Courts Decide Dam Owners' Dispute By Finding That It Actually Belongs To New York City
NAPANOCH – A February 19 decision handed down by a 4-0 unanimous majority of the Appellate Court has ended a multi-year nightmare for the two families that own the property on either side of the dam at Honk Lake. Whereas the state Department of Environmental Conservation had maintained that they jointly owned the dam and were responsible for its maintenance or removal, the court found otherwise. Indeed, the state's top justices found that the dam and the property beneath it all belongs to New York City.
"The Appellate Division reversed the DEC Commisioner's ruling and holds that neither the Cooks nor the other neighbor, the Bergers, owns the dam," explained attorney Ben Gailey of Jacobowitz and Gubits LLC, who represented the Cook family who own land on the west side of the dam. "The court states that based on the evidence, New York City owns the dam."
Chuck Dworkin, of Albany-based Nolan & Heller, who represented the Berger family, said, "The Court looked at an important threshold issue. It all goes back to the 1905 Act of the Legislature, which became the basis for the acquisition of lands west of the Hudson that would be used to build the tremendous water supply system for New York City."
To quickly refresh the history, let us recall that the dam was built in 1898 to generate hydroelectric power. It is a concrete gravity dam, built of the finest Rosendale cement. Today it stands 42 feet high and is 294 feet wide. In 1941, while still in use, New York City completed the Merriman Dam upstream from Honk Lake and — crucially — acquired through condemnation certain real estate and the right to divert the waters of Rondout Creek.
Diversion of those waters ended the Honk Falls Dam's usefulness for power generation. Central Hudson claimed compensation from the city and that was settled in 1948.
The parcels on either side then went through various owners until the Bergers acquired theirs in 1992, and the Cooks bought theirs in 1999.
Back in 1981 the Army Corps of Engineers had concluded that the dam was "unsafe" and in need of certain remedial repairs. Beginning in 1983, the DEC periodically inspected the dam and issued safety reports, each time concluding that the dam was a "class C hazard," meaning that if it failed, substantial damage to highways, industrial buildings, homes and other property would follow. In 2006, DEC notified the Bergers and Cooks that they were the joint owners of the dam and had to repair and maintain it. In 2007, DEC commenced an enforcement proceeding against the two families and in a hearing at that time a DEC Administrative Law Judge determined that they were the joint owners of the dam and liable for its maintenance.
The two landowners were directed to retain an engineer, develop a compliance plan, provide financial assurance in the amount of $500,000 and were assessed a civil penalty of $116,500.
The Bergers began an Article 78 proceeding against the state DEC, New York City and the Cooks to annul the DEC's determination.

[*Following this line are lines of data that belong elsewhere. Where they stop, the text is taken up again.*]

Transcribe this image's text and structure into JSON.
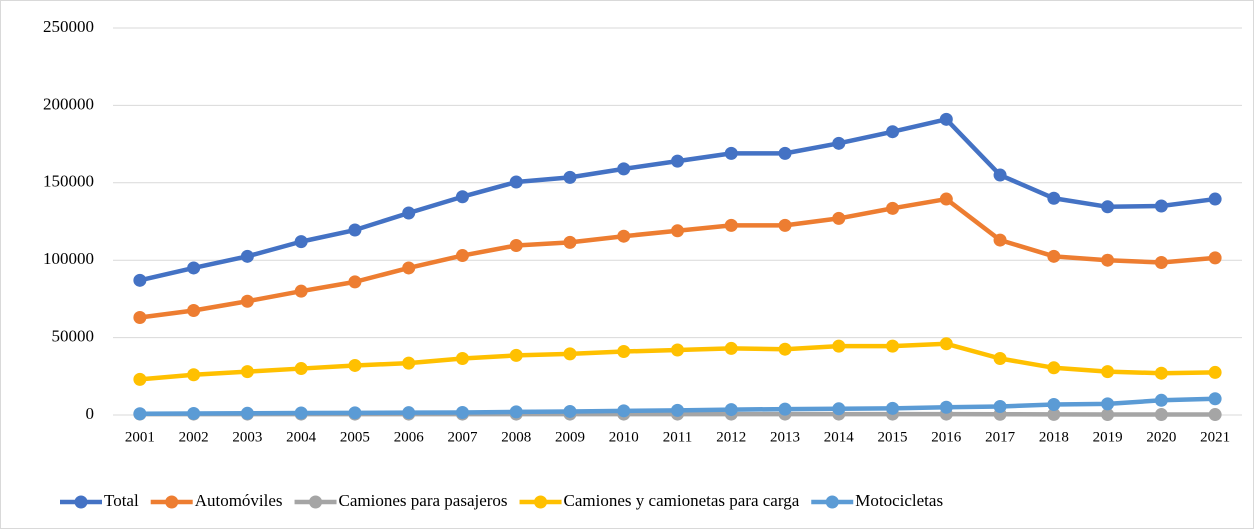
{
  "chart_data": {
    "type": "line",
    "categories": [
      "2001",
      "2002",
      "2003",
      "2004",
      "2005",
      "2006",
      "2007",
      "2008",
      "2009",
      "2010",
      "2011",
      "2012",
      "2013",
      "2014",
      "2015",
      "2016",
      "2017",
      "2018",
      "2019",
      "2020",
      "2021"
    ],
    "series": [
      {
        "name": "Total",
        "color": "#4472c4",
        "values": [
          87000,
          95000,
          102500,
          112000,
          119500,
          130500,
          141000,
          150500,
          153500,
          159000,
          164000,
          169000,
          169000,
          175500,
          183000,
          191000,
          155000,
          140000,
          134500,
          135000,
          139500
        ]
      },
      {
        "name": "Automóviles",
        "color": "#ed7d31",
        "values": [
          63000,
          67500,
          73500,
          80000,
          86000,
          95000,
          103000,
          109500,
          111500,
          115500,
          119000,
          122500,
          122500,
          127000,
          133500,
          139500,
          113000,
          102500,
          100000,
          98500,
          101500
        ]
      },
      {
        "name": "Camiones para pasajeros",
        "color": "#a5a5a5",
        "values": [
          600,
          600,
          600,
          600,
          600,
          600,
          600,
          600,
          600,
          600,
          600,
          600,
          600,
          600,
          600,
          600,
          500,
          400,
          300,
          300,
          300
        ]
      },
      {
        "name": "Camiones y camionetas para carga",
        "color": "#ffc000",
        "values": [
          23000,
          26000,
          28000,
          30000,
          32000,
          33500,
          36500,
          38500,
          39500,
          41000,
          42000,
          43000,
          42500,
          44500,
          44500,
          46000,
          36500,
          30500,
          28000,
          27000,
          27500
        ]
      },
      {
        "name": "Motocicletas",
        "color": "#5b9bd5",
        "values": [
          800,
          1000,
          1100,
          1300,
          1400,
          1500,
          1600,
          2000,
          2300,
          2700,
          3000,
          3500,
          3800,
          4000,
          4300,
          5000,
          5500,
          6800,
          7200,
          9500,
          10500
        ]
      }
    ],
    "ylim": [
      0,
      250000
    ],
    "yticks": [
      0,
      50000,
      100000,
      150000,
      200000,
      250000
    ],
    "grid": true,
    "legend": "bottom"
  }
}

The Cooks filed cross claims against DEC as well. Eventually the Supreme Court in Ulster County transferred the case to the Appellate Division.
Dworkin pointed to the fatal flaw in the DEC's case.
"Under the 1905 legislation it says the way you go about taking land when you might need to build facilities, like dams, is that you create maps describing the property you plan to take — say under eminent domain — and in that petition you say 'we are going to take everything shown on the maps.' And if there is a limitation on what you're going to take, then that's where you say it.... In that 1941 petition for eminent domain, due to the Merrimam Dam, that's where they needed to say they were only taking riparian rights and not all the property on the map in that parcel."
The map shows that this did not happen, and thus the city took possession of the land beneath the dam as well as the riparian rights. And nothing in that 1941 petition says they were not taking the entirety of the property shown on the map, which included the dam.
Any appeal by the DEC or a motion for reconsideration must be filed within 30 days. However, legal sources say that it is extremely unusual to attempt an appeal of a unanimous decision by the Appellate Division.
"They would have to show there was something fundamentally wrong with what was done by the court," Dworkin added.
With the responsibility for the Honk Falls Dam now belonging most apparently to New York City, all responsibility for maintenance, repair, or removal of that dam falls on the city, not the local property owners, including the safety problems that led to DEC's lowering of Honk Lake waters last summer.